Is love the motivation for all creation, then?

“I imagine so. Mental lattices within our normal Reality can’t exist without the other five kinds, and vice versa. If God wanted to make minds to love, he had to make the whole cosmos. And it is quite lovely, most of it [images].”

But to create for the love of it seems so odd!

“Of course it does. It really makes no sense—in a rational view of the universe. And yet every artist knows the truth of it. And every healthy adult human knows that people who are in love want the whole world to be as happy as they are. If you are God, loving yourself or even
being
Love in some mysterious fashion, and there aren’t any other minds to share happiness with—then you make some.”

So one may conclude that God does need us?

“Most of our coreligionists today believe it’s true … Damn! These two candles are bound to set the tree on fire if they sag just the least bit. I’ll have to move them again!”

The fetus persisted: And the problem of the created minds being imperfect? And sometimes evil?

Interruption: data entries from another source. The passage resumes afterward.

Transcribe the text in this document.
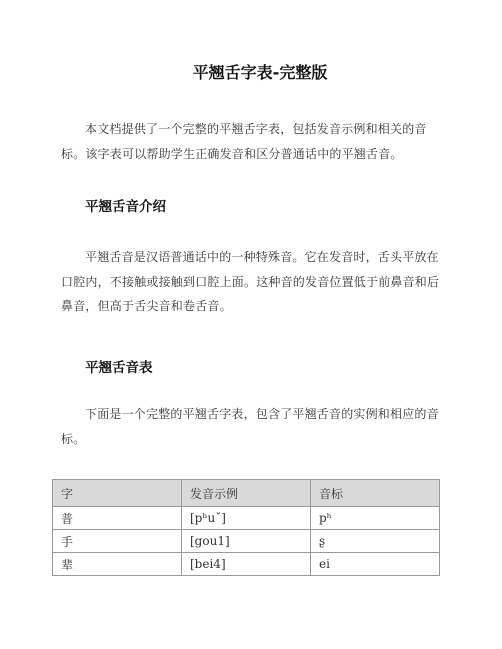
平翘舌字表-完整版

本文档提供了一个完整的平翘舌字表，包括发音示例和相关的音标。该字表可以帮助学生正确发音和区分普通话中的平翘舌音。

平翘舌音介绍

平翘舌音是汉语普通话中的一种特殊音。它在发音时，舌头平放在口腔内，不接触或接触到口腔上面。这种音的发音位置低于前鼻音和后鼻音，但高于舌尖音和卷舌音。

平翘舌音表

下面是一个完整的平翘舌字表，包含了平翘舌音的实例和相应的音标。

字	发音示例	音标
普	[pʰuˇ]	pʰ
手	[gou1]	ʂ
辈	[bei4]	ei
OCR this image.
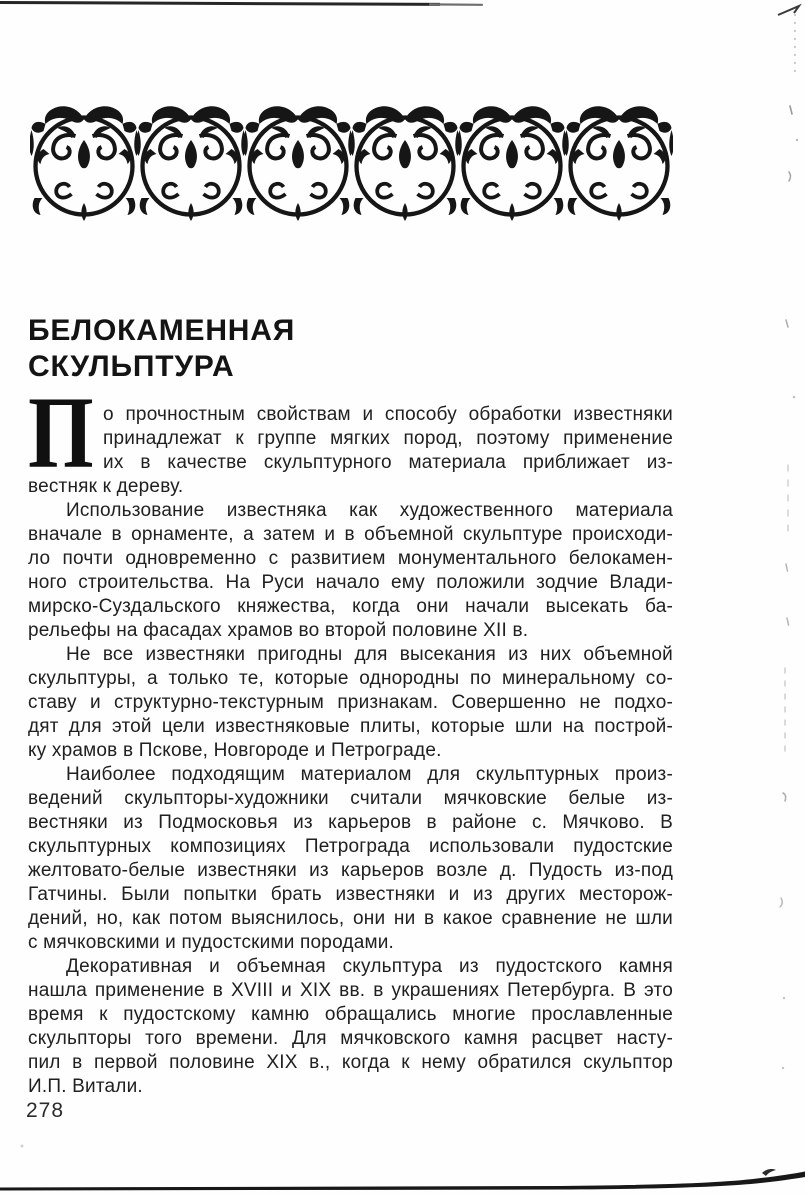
БЕЛОКАМЕННАЯ
СКУЛЬПТУРА
П о прочностным свойствам и способу обработки известняки
принадлежат к группе мягких пород, поэтому применение
их в качестве скульптурного материала приближает из-
вестняк к дереву.
Использование известняка как художественного материала
вначале в орнаменте, а затем и в объемной скульптуре происходи-
ло почти одновременно с развитием монументального белокамен-
ного строительства. На Руси начало ему положили зодчие Влади-
мирско-Суздальского княжества, когда они начали высекать ба-
рельефы на фасадах храмов во второй половине XII в.
Не все известняки пригодны для высекания из них объемной
скульптуры, а только те, которые однородны по минеральному со-
ставу и структурно-текстурным признакам. Совершенно не подхо-
дят для этой цели известняковые плиты, которые шли на построй-
ку храмов в Пскове, Новгороде и Петрограде.
Наиболее подходящим материалом для скульптурных произ-
ведений скульпторы-художники считали мячковские белые из-
вестняки из Подмосковья из карьеров в районе с. Мячково. В
скульптурных композициях Петрограда использовали пудостские
желтовато-белые известняки из карьеров возле д. Пудость из-под
Гатчины. Были попытки брать известняки и из других месторож-
дений, но, как потом выяснилось, они ни в какое сравнение не шли
с мячковскими и пудостскими породами.
Декоративная и объемная скульптура из пудостского камня
нашла применение в XVIII и XIX вв. в украшениях Петербурга. В это
время к пудостскому камню обращались многие прославленные
скульпторы того времени. Для мячковского камня расцвет насту-
пил в первой половине XIX в., когда к нему обратился скульптор
И.П. Витали.
278
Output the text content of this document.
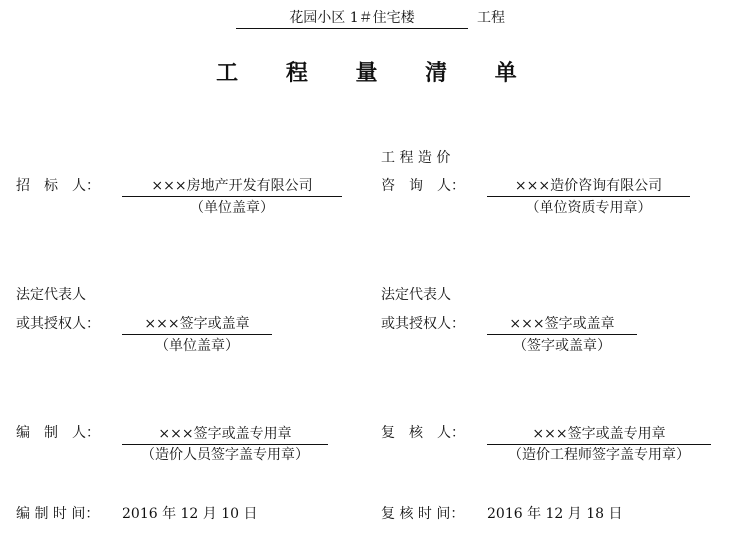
花园小区 1＃住宅楼	工程
工 程 量 清 单
招　标　人：	×××房地产开发有限公司
（单位盖章）
法定代表人
或其授权人：	×××签字或盖章
（单位盖章）
编　制　人：	×××签字或盖专用章
（造价人员签字盖专用章）
编 制 时 间： 2016 年 12 月 10 日
工 程 造 价
咨　询　人：	×××造价咨询有限公司
（单位资质专用章）
法定代表人
或其授权人：	×××签字或盖章
（签字或盖章）
复　核　人：	×××签字或盖专用章
（造价工程师签字盖专用章）
复 核 时 间： 2016 年 12 月 18 日
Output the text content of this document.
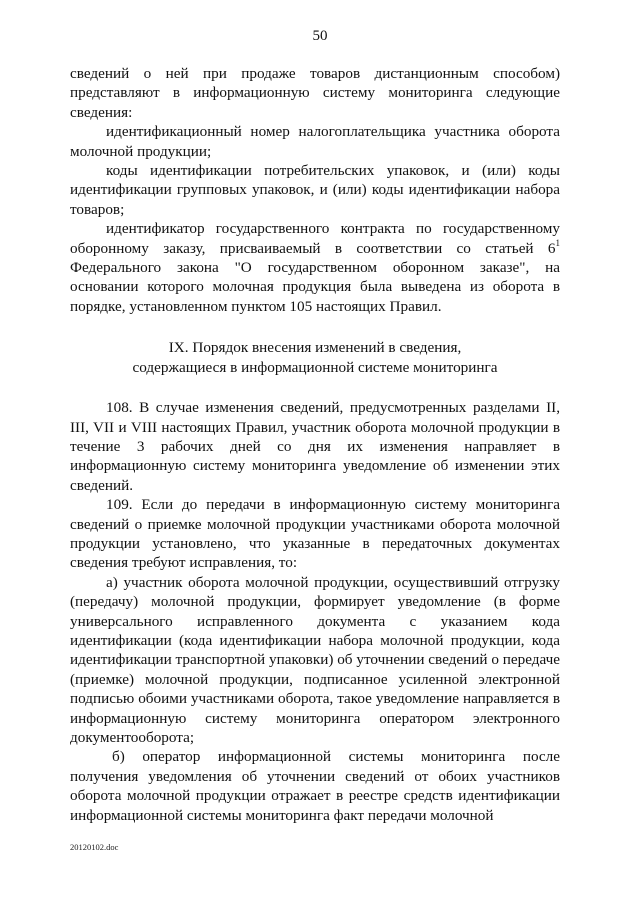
50

сведений о ней при продаже товаров дистанционным способом) представляют в информационную систему мониторинга следующие сведения:

идентификационный номер налогоплательщика участника оборота молочной продукции;

коды идентификации потребительских упаковок, и (или) коды идентификации групповых упаковок, и (или) коды идентификации набора товаров;

идентификатор государственного контракта по государственному оборонному заказу, присваиваемый в соответствии со статьей $6^1$ Федерального закона "О государственном оборонном заказе", на основании которого молочная продукция была выведена из оборота в порядке, установленном пунктом 105 настоящих Правил.

IX. Порядок внесения изменений в сведения,
содержащиеся в информационной системе мониторинга

108. В случае изменения сведений, предусмотренных разделами II, III, VII и VIII настоящих Правил, участник оборота молочной продукции в течение 3 рабочих дней со дня их изменения направляет в информационную систему мониторинга уведомление об изменении этих сведений.

109. Если до передачи в информационную систему мониторинга сведений о приемке молочной продукции участниками оборота молочной продукции установлено, что указанные в передаточных документах сведения требуют исправления, то:

а) участник оборота молочной продукции, осуществивший отгрузку (передачу) молочной продукции, формирует уведомление (в форме универсального исправленного документа с указанием кода идентификации (кода идентификации набора молочной продукции, кода идентификации транспортной упаковки) об уточнении сведений о передаче (приемке) молочной продукции, подписанное усиленной электронной подписью обоими участниками оборота, такое уведомление направляется в информационную систему мониторинга оператором электронного документооборота;

б) оператор информационной системы мониторинга после получения уведомления об уточнении сведений от обоих участников оборота молочной продукции отражает в реестре средств идентификации информационной системы мониторинга факт передачи молочной

20120102.doc
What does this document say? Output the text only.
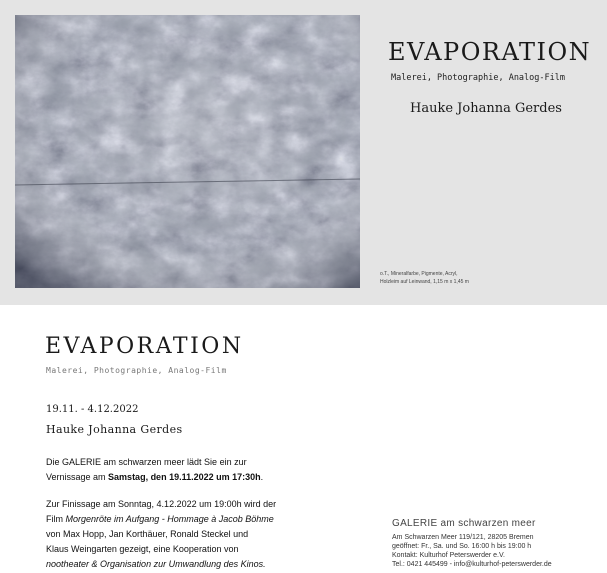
EVAPORATION
Malerei, Photographie, Analog-Film
Hauke Johanna Gerdes
o.T., Mineralfarbe, Pigmente, Acryl,
Holzleim auf Leinwand, 1,15 m x 1,45 m
EVAPORATION
Malerei, Photographie, Analog-Film
19.11. - 4.12.2022
Hauke Johanna Gerdes
Die GALERIE am schwarzen meer lädt Sie ein zur
Vernissage am Samstag, den 19.11.2022 um 17:30h.
Zur Finissage am Sonntag, 4.12.2022 um 19:00h wird der
Film Morgenröte im Aufgang - Hommage à Jacob Böhme
von Max Hopp, Jan Korthäuer, Ronald Steckel und
Klaus Weingarten gezeigt, eine Kooperation von
nootheater & Organisation zur Umwandlung des Kinos.
GALERIE am schwarzen meer
Am Schwarzen Meer 119/121, 28205 Bremen
geöffnet: Fr., Sa. und So. 16:00 h bis 19:00 h
Kontakt: Kulturhof Peterswerder e.V.
Tel.: 0421 445499 - info@kulturhof-peterswerder.de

“I think that has something to do with advanced chaos theory, which I’ve never been able to make head or tail of. You must ask your big brother Marc to explain it after you’re born. There’s also some principle to the effect that it is much more glorious to make something wonderful out of imperfect parts. The very imperfection of the individual elements—even when there’s actual evil involved, as there often is in human affairs—challenges God to greater creative heights.”

What a strange idea.

“There’s an old proverb that says: ‘God writes straight with crooked lines.’ Human history is just full of crooks and twists and twines [images]. One would think anarchy or barbarism or the lowest common denominator would have triumphed ages ago. But it hasn’t. All the messes and atrocities and disasters have somehow been woven into a construct that looks better and better every year—at the same time that some things look even worse! The world you’re going to be born into is a wonderland compared to the world that existed only forty years or so in the past [images]. That’s because most people have easier lives in the Galactic Milieu than they did before the Great Intervention. But even so, there are still persons who are discontented or who are villains, and situations that are evil or tragic. Nevertheless we children of God continue to evolve and improve on
every level, almost in spite of ourselves. That also has something to do with nonlinearity and chaos. And God’s love, too.”